¿Una mejor comunicación entre mamíferos? La ciencia estudia el "beso de nariz" animal
Foto: Archivo – Todos los derechos reservados
El beso tradicional, labio con labio, se ha documentado en humanos, chimpancés y bonobos. Pero, ¿qué ocurre con otros animales que no tienen este gesto? ¿Podría el contacto “nariz con nariz” ser un equivalente?
Un reciente estudio en la revista *Evolution and Human Behaviour*, realizado por la bióloga Sophie Lund Rasmussen, arroja luz sobre este comportamiento presente en erizos, murciélagos, cerdos, gatos, castores y ratas, entre otros.
La investigadora, asociada a la Universidad de Oxford y al Museo Nacional de Historia Natural de Dinamarca, sostiene que el “beso de nariz” tiene un significado funcional que varía según el sistema social de cada especie. No es lo mismo en especies solitarias que en mamíferos sociales.

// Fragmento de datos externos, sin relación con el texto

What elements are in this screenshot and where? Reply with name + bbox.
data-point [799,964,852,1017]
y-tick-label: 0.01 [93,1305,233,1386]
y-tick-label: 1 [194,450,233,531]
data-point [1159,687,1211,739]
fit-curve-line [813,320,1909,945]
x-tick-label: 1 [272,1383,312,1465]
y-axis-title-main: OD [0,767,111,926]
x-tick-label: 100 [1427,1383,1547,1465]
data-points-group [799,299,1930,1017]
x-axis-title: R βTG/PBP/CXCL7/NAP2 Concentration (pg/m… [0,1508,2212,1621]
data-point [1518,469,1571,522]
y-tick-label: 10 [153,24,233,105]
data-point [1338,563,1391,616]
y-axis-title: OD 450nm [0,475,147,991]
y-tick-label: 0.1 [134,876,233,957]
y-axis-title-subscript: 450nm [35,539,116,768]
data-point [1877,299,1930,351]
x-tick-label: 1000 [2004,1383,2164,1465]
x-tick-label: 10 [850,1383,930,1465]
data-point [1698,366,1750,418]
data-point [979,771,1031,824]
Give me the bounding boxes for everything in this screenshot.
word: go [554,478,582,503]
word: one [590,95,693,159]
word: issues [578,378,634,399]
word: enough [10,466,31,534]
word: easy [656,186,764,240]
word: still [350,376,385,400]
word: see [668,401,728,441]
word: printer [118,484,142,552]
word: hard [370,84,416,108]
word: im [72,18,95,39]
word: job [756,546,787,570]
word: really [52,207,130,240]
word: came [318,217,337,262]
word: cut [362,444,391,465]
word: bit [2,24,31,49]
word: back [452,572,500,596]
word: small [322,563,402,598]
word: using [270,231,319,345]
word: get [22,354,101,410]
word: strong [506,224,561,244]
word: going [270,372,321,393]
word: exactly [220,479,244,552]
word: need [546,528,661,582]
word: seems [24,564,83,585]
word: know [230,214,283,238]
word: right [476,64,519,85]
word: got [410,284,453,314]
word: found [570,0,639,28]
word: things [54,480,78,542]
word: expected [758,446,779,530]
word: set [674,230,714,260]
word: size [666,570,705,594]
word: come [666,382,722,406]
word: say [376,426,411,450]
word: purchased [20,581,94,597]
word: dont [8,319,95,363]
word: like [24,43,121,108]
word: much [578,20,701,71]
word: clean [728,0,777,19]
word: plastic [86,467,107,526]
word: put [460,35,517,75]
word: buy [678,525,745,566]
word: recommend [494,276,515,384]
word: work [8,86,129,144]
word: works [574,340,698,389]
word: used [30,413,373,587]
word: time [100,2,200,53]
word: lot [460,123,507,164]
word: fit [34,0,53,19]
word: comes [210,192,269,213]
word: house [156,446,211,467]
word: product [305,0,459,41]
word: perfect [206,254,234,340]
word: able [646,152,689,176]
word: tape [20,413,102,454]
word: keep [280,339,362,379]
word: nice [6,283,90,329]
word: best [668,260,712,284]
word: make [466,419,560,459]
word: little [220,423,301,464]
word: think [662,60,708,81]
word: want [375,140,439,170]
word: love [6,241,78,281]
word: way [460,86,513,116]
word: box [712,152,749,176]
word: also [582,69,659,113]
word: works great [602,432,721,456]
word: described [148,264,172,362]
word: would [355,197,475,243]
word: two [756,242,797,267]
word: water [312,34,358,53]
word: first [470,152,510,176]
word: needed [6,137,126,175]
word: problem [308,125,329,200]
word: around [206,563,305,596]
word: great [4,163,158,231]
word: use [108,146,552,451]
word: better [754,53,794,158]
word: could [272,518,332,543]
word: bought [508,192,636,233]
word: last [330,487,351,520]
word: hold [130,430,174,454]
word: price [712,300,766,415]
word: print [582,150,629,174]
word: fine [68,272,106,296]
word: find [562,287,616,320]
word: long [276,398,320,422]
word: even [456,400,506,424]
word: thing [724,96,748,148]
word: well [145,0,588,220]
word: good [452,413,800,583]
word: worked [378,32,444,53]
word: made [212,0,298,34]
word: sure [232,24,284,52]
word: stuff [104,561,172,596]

Del erizo europeo a los murciélagos de cola de ratón mexicanos
En especies solitarias como el erizo europeo, el “beso de nariz” está relacionado con el olfato, su principal vía para obtener información. El contacto directo facilita la captación de señales químicas precisas sobre la salud, el estrés o el estado reproductivo del otro.
La reacción típica del erizo (quedarse inmóvil) sugiere que procesa información sensorial, más que intentar establecer un vínculo. Se interpreta como una consecuencia funcional del olfateo, no una forma intencional de comunicación.
En mamíferos sociales, el contacto nariz con nariz sí cumple una función comunicativa activa. Murciélagos de cola de ratón mexicanos y murciélagos de Bechstein lo usan para saludarse, reconocerse y reforzar la cohesión grupal.
En cerdos, se asocia con interacciones cooperativas, menor agresividad e incluso un mejor crecimiento de las crías.
Lund señala que aún hay pocos estudios sobre este comportamiento, lo que representa una laguna en la comprensión de la comunicación no vocal en mamíferos. Espera que otros investigadores analicen experimentalmente este comportamiento tan extendido.